L'originalité tient au contexte, à l'époque du récit : ce n'est plus le Second Empire comme chez Zola, mais la III ème République. Les jeunes hommes deviennent soldats de façon obligatoire, les chants patriotiques républicains sont connus de tous, les rues sont éclairées au gaz, Paris a été transformé par Haussman et ce sont maintenant les banlieues qui s'urbanisent...

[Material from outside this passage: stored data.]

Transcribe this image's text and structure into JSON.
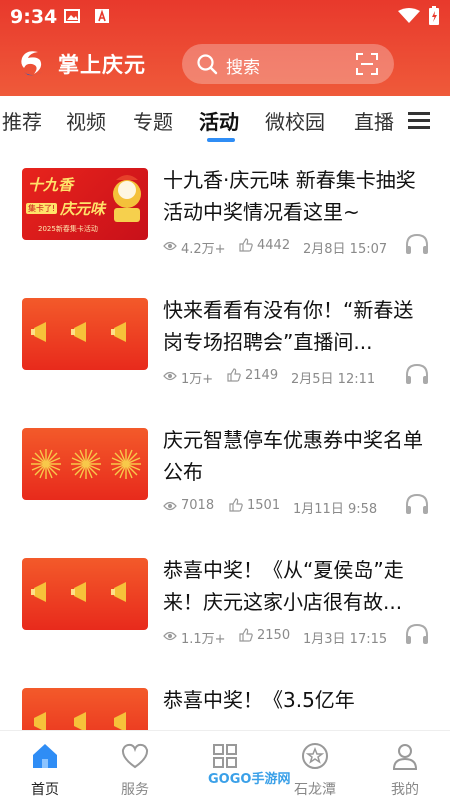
{
  "status_bar": {
    "time": "9:34"
  },
  "app": {
    "title": "掌上庆元"
  },
  "search": {
    "placeholder": "搜索"
  },
  "tabs": [
    {
      "label": "推荐"
    },
    {
      "label": "视频"
    },
    {
      "label": "专题"
    },
    {
      "label": "活动",
      "active": true
    },
    {
      "label": "微校园"
    },
    {
      "label": "直播"
    }
  ],
  "articles": [
    {
      "title": "十九香·庆元味 新春集卡抽奖活动中奖情况看这里~",
      "views": "4.2万+",
      "likes": "4442",
      "date": "2月8日 15:07",
      "thumb": {
        "main": "十九香",
        "sub": "庆元味",
        "badge": "集卡了!",
        "caption": "2025新春集卡活动"
      }
    },
    {
      "title": "快来看看有没有你！“新春送岗专场招聘会”直播间...",
      "views": "1万+",
      "likes": "2149",
      "date": "2月5日 12:11"
    },
    {
      "title": "庆元智慧停车优惠券中奖名单公布",
      "views": "7018",
      "likes": "1501",
      "date": "1月11日 9:58"
    },
    {
      "title": "恭喜中奖！《从“夏侯岛”走来！庆元这家小店很有故...",
      "views": "1.1万+",
      "likes": "2150",
      "date": "1月3日 17:15"
    },
    {
      "title": "恭喜中奖！《3.5亿年",
      "views": "",
      "likes": "",
      "date": ""
    }
  ],
  "bottom_nav": [
    {
      "label": "首页",
      "active": true
    },
    {
      "label": "服务"
    },
    {
      "label": ""
    },
    {
      "label": "石龙潭"
    },
    {
      "label": "我的"
    }
  ],
  "watermark": {
    "text": "GOGO手游网"
  },
  "colors": {
    "brand_red": "#e8392c",
    "accent_blue": "#2f8df5"
  }
}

Je ne vais pas multiplier les points communs et les différences. L'intrigue elle-même oppose ces deux soeurs, celle qui cède à ses désirs, celle qui résiste par ambition - une ambition limitée, à sa mesure : un mari qui ne boit pas, qui ne frappe pas sa femme, et qui rapporte suffisamment pour que le couple ait un petit logement bien propre avec quelques meubles et un cadre au mur. Ses rêves sont simples mais accessibles, on peut s'identifier à elle qui est moins un archétype que sa soeur, la coureuse - néanmoins, Céline est une ouvrière appliquée, une fille dévouée, une confidente et une amie pour Désirée... Ce n'est pas Nana.
Cependant, le roman se termine assez mal : on comprend que Céline s'enferme dans une nouvelle relation malsaine où elle sera encore battue et méprisée, et que Désirée ne sera pas forcément très heureuse.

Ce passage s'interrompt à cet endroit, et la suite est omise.